Honest downsides – this is a value-tier build, so deck steel and wheel bearings won't match a $500 mower. On steep slopes the front-wheel-drive layout can scrub when you tilt the handle to turn, which is normal for the category but worth knowing.
Pros
170cc engine sized correctly for a 21" deck
EasyDrive variable-speed self-propel
Sub-$330 – best price-to-feature ratio in the lineup
21" deck width fits typical residential lawns
Gas refuel convenience for back-to-back sessions
Cons
Value-tier deck and wheel components
Front-wheel-drive scrubs on steep turns
Smaller engine than the 201cc heavy-duty option
Best for Quarter-to-half-acre lawns where a 21" self-propelled gas mower is the standard fit at the best price.

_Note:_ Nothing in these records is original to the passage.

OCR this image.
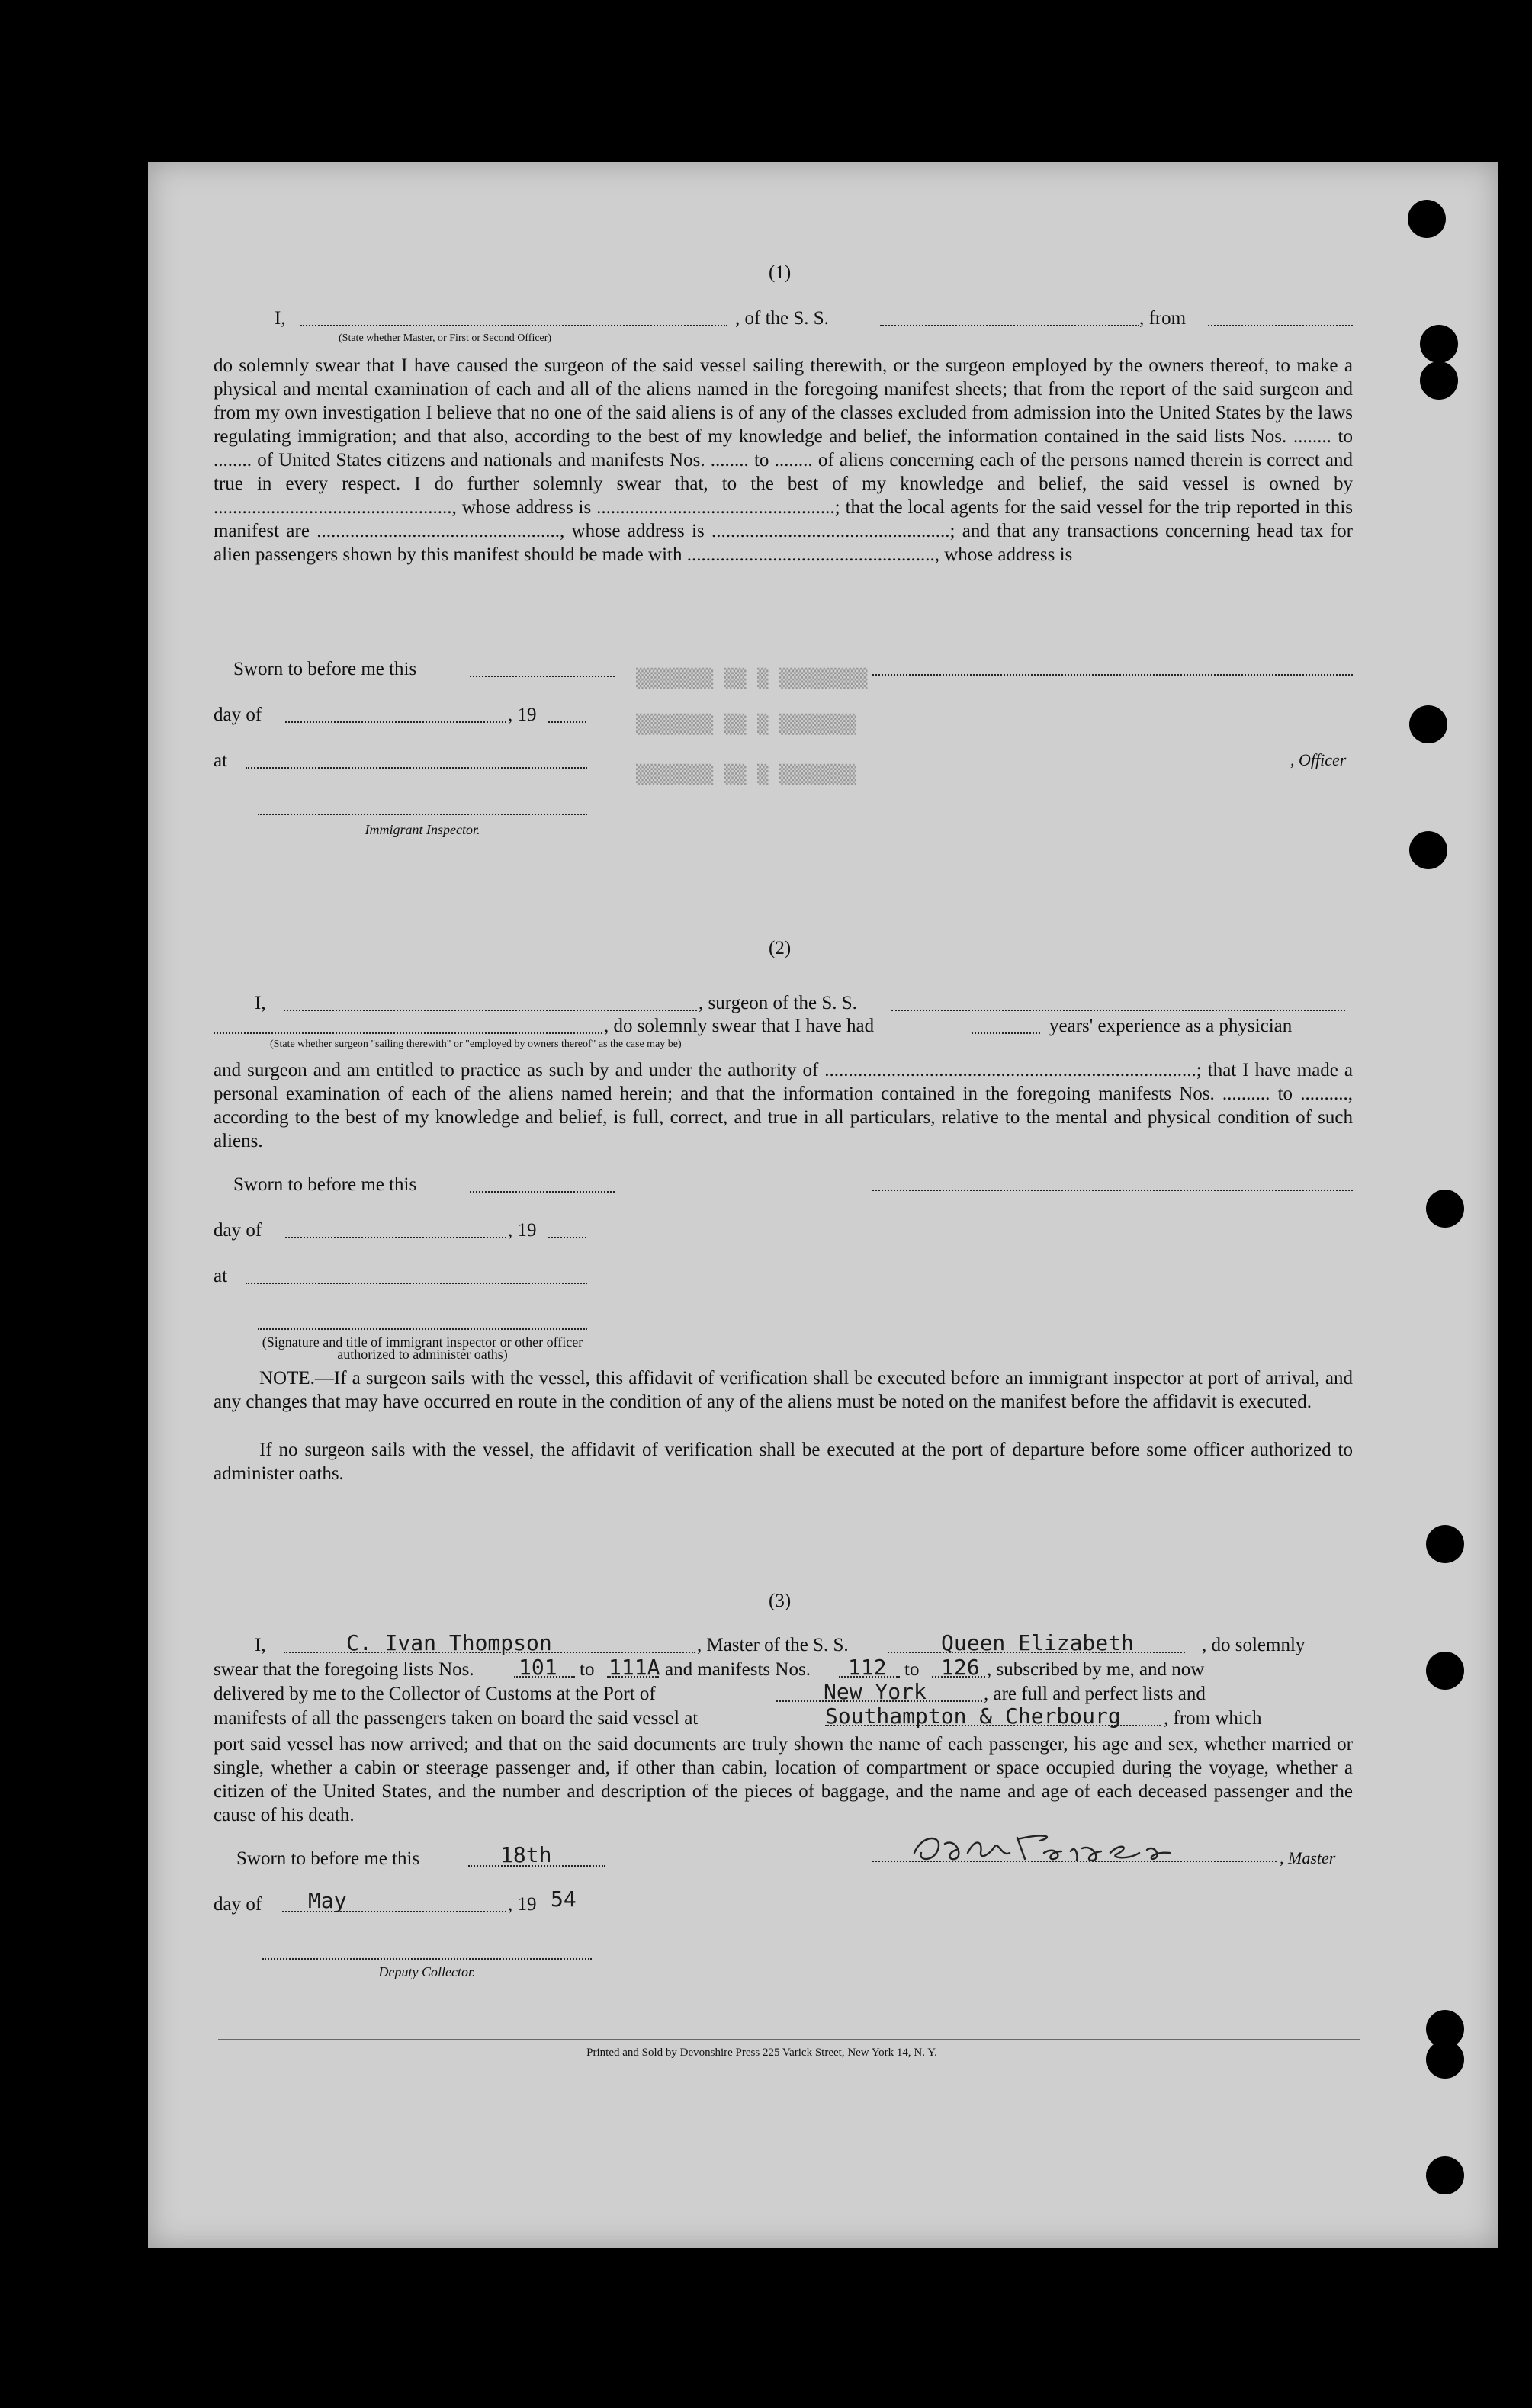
(1)
I,	, of the S. S.	, from
(State whether Master, or First or Second Officer)
do solemnly swear that I have caused the surgeon of the said vessel sailing therewith, or the surgeon employed by the owners thereof, to make a physical and mental examination of each and all of the aliens named in the foregoing manifest sheets; that from the report of the said surgeon and from my own investigation I believe that no one of the said aliens is of any of the classes excluded from admission into the United States by the laws regulating immigration; and that also, according to the best of my knowledge and belief, the information contained in the said lists Nos. ........ to ........ of United States citizens and nationals and manifests Nos. ........ to ........ of aliens concerning each of the persons named therein is correct and true in every respect. I do further solemnly swear that, to the best of my knowledge and belief, the said vessel is owned by .................................................., whose address is ..................................................; that the local agents for the said vessel for the trip reported in this manifest are ..................................................., whose address is ..................................................; and that any transactions concerning head tax for alien passengers shown by this manifest should be made with ...................................................., whose address is
Sworn to before me this
day of	, 19
at	, Officer
Immigrant Inspector.
▒▒▒▒▒▒▒ ▒▒ ▒ ▒▒▒▒▒▒▒▒
▒▒▒▒▒▒▒ ▒▒ ▒ ▒▒▒▒▒▒▒
▒▒▒▒▒▒▒ ▒▒ ▒ ▒▒▒▒▒▒▒
(2)
I,	, surgeon of the S. S.
, do solemnly swear that I have had	years' experience as a physician
(State whether surgeon "sailing therewith" or "employed by owners thereof" as the case may be)
and surgeon and am entitled to practice as such by and under the authority of ..............................................................................; that I have made a personal examination of each of the aliens named herein; and that the information contained in the foregoing manifests Nos. .......... to .........., according to the best of my knowledge and belief, is full, correct, and true in all particulars, relative to the mental and physical condition of such aliens.
Sworn to before me this
day of	, 19
at
(Signature and title of immigrant inspector or other officer authorized to administer oaths)
NOTE.—If a surgeon sails with the vessel, this affidavit of verification shall be executed before an immigrant inspector at port of arrival, and any changes that may have occurred en route in the condition of any of the aliens must be noted on the manifest before the affidavit is executed.
If no surgeon sails with the vessel, the affidavit of verification shall be executed at the port of departure before some officer authorized to administer oaths.
(3)
I,	C. Ivan Thompson	, Master of the S. S.	Queen Elizabeth	, do solemnly
swear that the foregoing lists Nos. 101 to 111A and manifests Nos. 112 to 126 , subscribed by me, and now
delivered by me to the Collector of Customs at the Port of	New York	, are full and perfect lists and
manifests of all the passengers taken on board the said vessel at	Southampton & Cherbourg , from which
port said vessel has now arrived; and that on the said documents are truly shown the name of each passenger, his age and sex, whether married or single, whether a cabin or steerage passenger and, if other than cabin, location of compartment or space occupied during the voyage, whether a citizen of the United States, and the number and description of the pieces of baggage, and the name and age of each deceased passenger and the cause of his death.
Sworn to before me this	18th	, Master
day of May	, 19 54
Deputy Collector.
Printed and Sold by Devonshire Press 225 Varick Street, New York 14, N. Y.
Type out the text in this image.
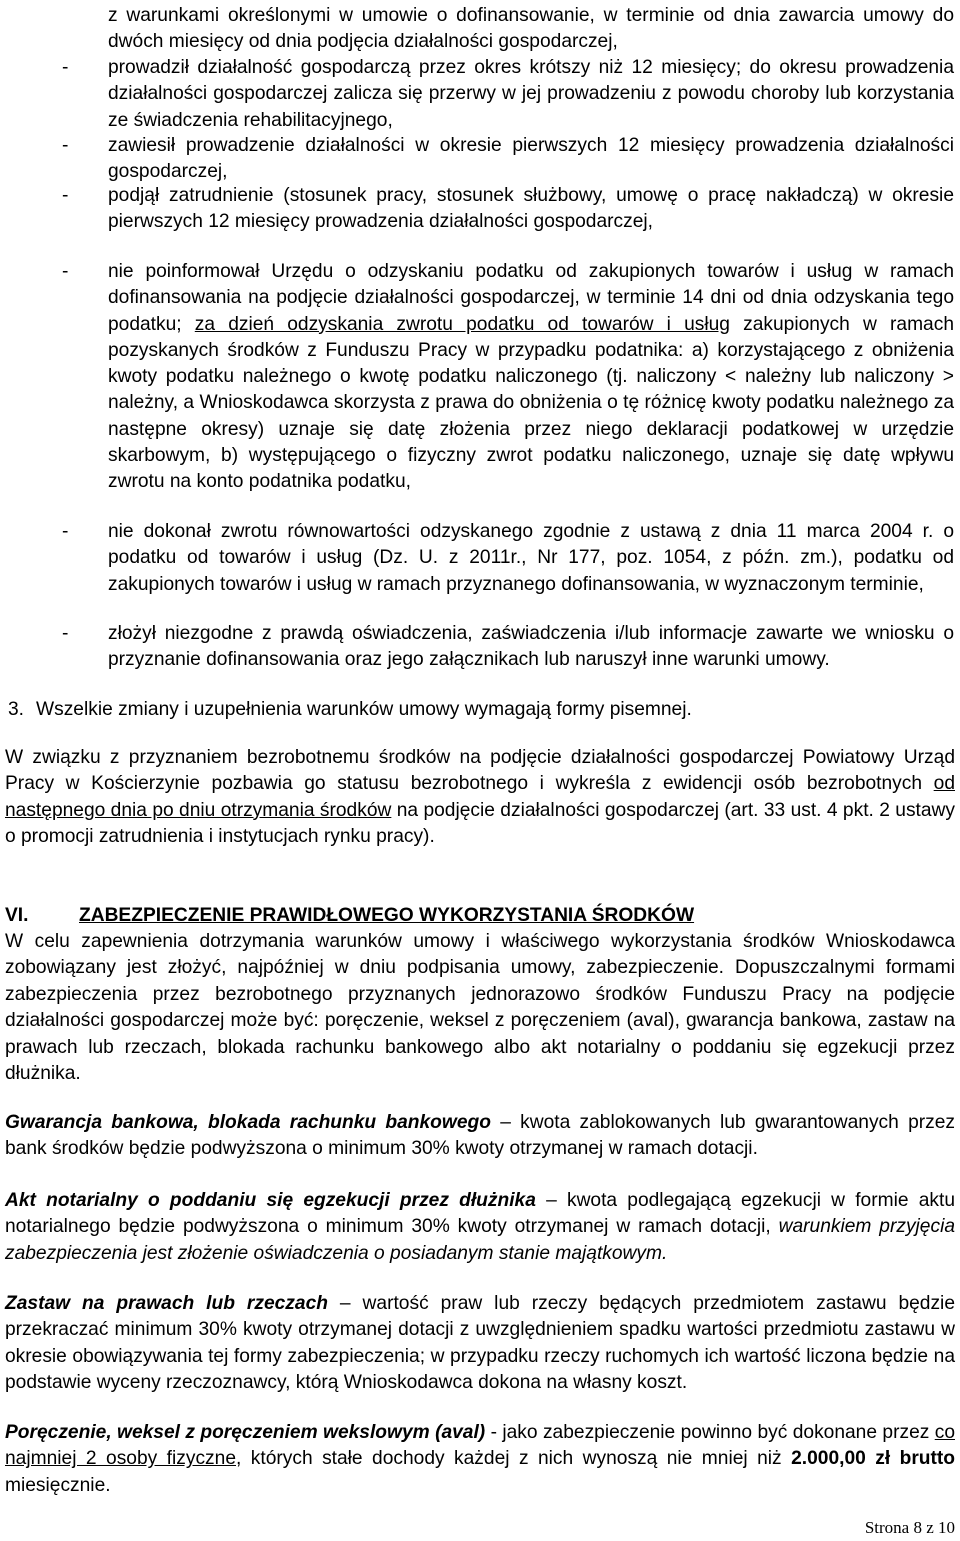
z warunkami określonymi w umowie o dofinansowanie, w terminie od dnia zawarcia umowy do dwóch miesięcy od dnia podjęcia działalności gospodarczej,

-	prowadził działalność gospodarczą przez okres krótszy niż 12 miesięcy; do okresu prowadzenia działalności gospodarczej zalicza się przerwy w jej prowadzeniu z powodu choroby lub korzystania ze świadczenia rehabilitacyjnego,

-	zawiesił prowadzenie działalności w okresie pierwszych 12 miesięcy prowadzenia działalności gospodarczej,

-	podjął zatrudnienie (stosunek pracy, stosunek służbowy, umowę o pracę nakładczą) w okresie pierwszych 12 miesięcy prowadzenia działalności gospodarczej,

-	nie poinformował Urzędu o odzyskaniu podatku od zakupionych towarów i usług w ramach dofinansowania na podjęcie działalności gospodarczej, w terminie 14 dni od dnia odzyskania tego podatku; za dzień odzyskania zwrotu podatku od towarów i usług zakupionych w ramach pozyskanych środków z Funduszu Pracy w przypadku podatnika: a) korzystającego z obniżenia kwoty podatku należnego o kwotę podatku naliczonego (tj. naliczony < należny lub naliczony > należny, a Wnioskodawca skorzysta z prawa do obniżenia o tę różnicę kwoty podatku należnego za następne okresy) uznaje się datę złożenia przez niego deklaracji podatkowej w urzędzie skarbowym, b) występującego o fizyczny zwrot podatku naliczonego, uznaje się datę wpływu zwrotu na konto podatnika podatku,

-	nie dokonał zwrotu równowartości odzyskanego zgodnie z ustawą z dnia 11 marca 2004 r. o podatku od towarów i usług (Dz. U. z 2011r., Nr 177, poz. 1054, z późn. zm.), podatku od zakupionych towarów i usług w ramach przyznanego dofinansowania, w wyznaczonym terminie,

-	złożył niezgodne z prawdą oświadczenia, zaświadczenia i/lub informacje zawarte we wniosku o przyznanie dofinansowania oraz jego załącznikach lub naruszył inne warunki umowy.

3. Wszelkie zmiany i uzupełnienia warunków umowy wymagają formy pisemnej.

W związku z przyznaniem bezrobotnemu środków na podjęcie działalności gospodarczej Powiatowy Urząd Pracy w Kościerzynie pozbawia go statusu bezrobotnego i wykreśla z ewidencji osób bezrobotnych od następnego dnia po dniu otrzymania środków na podjęcie działalności gospodarczej (art. 33 ust. 4 pkt. 2 ustawy o promocji zatrudnienia i instytucjach rynku pracy).

VI.	ZABEZPIECZENIE PRAWIDŁOWEGO WYKORZYSTANIA ŚRODKÓW

W celu zapewnienia dotrzymania warunków umowy i właściwego wykorzystania środków Wnioskodawca zobowiązany jest złożyć, najpóźniej w dniu podpisania umowy, zabezpieczenie. Dopuszczalnymi formami zabezpieczenia przez bezrobotnego przyznanych jednorazowo środków Funduszu Pracy na podjęcie działalności gospodarczej może być: poręczenie, weksel z poręczeniem (aval), gwarancja bankowa, zastaw na prawach lub rzeczach, blokada rachunku bankowego albo akt notarialny o poddaniu się egzekucji przez dłużnika.

Gwarancja bankowa, blokada rachunku bankowego – kwota zablokowanych lub gwarantowanych przez bank środków będzie podwyższona o minimum 30% kwoty otrzymanej w ramach dotacji.

Akt notarialny o poddaniu się egzekucji przez dłużnika – kwota podlegającą egzekucji w formie aktu notarialnego będzie podwyższona o minimum 30% kwoty otrzymanej w ramach dotacji, warunkiem przyjęcia zabezpieczenia jest złożenie oświadczenia o posiadanym stanie majątkowym.

Zastaw na prawach lub rzeczach – wartość praw lub rzeczy będących przedmiotem zastawu będzie przekraczać minimum 30% kwoty otrzymanej dotacji z uwzględnieniem spadku wartości przedmiotu zastawu w okresie obowiązywania tej formy zabezpieczenia; w przypadku rzeczy ruchomych ich wartość liczona będzie na podstawie wyceny rzeczoznawcy, którą Wnioskodawca dokona na własny koszt.

Poręczenie, weksel z poręczeniem wekslowym (aval) - jako zabezpieczenie powinno być dokonane przez co najmniej 2 osoby fizyczne, których stałe dochody każdej z nich wynoszą nie mniej niż 2.000,00 zł brutto miesięcznie.

Strona 8 z 10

Overview A 21-inch 144cc 4-stroke OHV push mower with 2-in-1 mulch and bag modes – no self-propel. It's the budget entry, trading drive assist for a sub-$250 price on a full 21" deck.
The full 21" deck at this price is the real value – many sub-$250 mowers drop to 20" or smaller, so you're not sacrificing cut width to save money. The 144cc OHV engine is honest for a push-class mower – simple to maintain, easy to pull-start, and parts are commodity.
Trade-offs are obvious – no self-propel means you're pushing 50+ lb of mower through your own grass, which gets old past a quarter-acre or on any slope. 2-in-1 (mulch + bag) drops the side-discharge option that the 3-in-1 models have, so handling tall grass means more bag-empty trips.
Pros
Full 21" deck width at sub-$250
144cc 4-stroke OHV – simple, reliable engine class
2-in-1 mulch and rear bag
Lowest maintenance complexity – no drive system to service
Light enough to maneuver around obstacles
Cons
No self-propel – tiring past a quarter-acre
No side-discharge option
144cc will bog in tall or wet grass
Best for Small-to-medium flat lawns where budget and a 21" cut matter more than drive assist.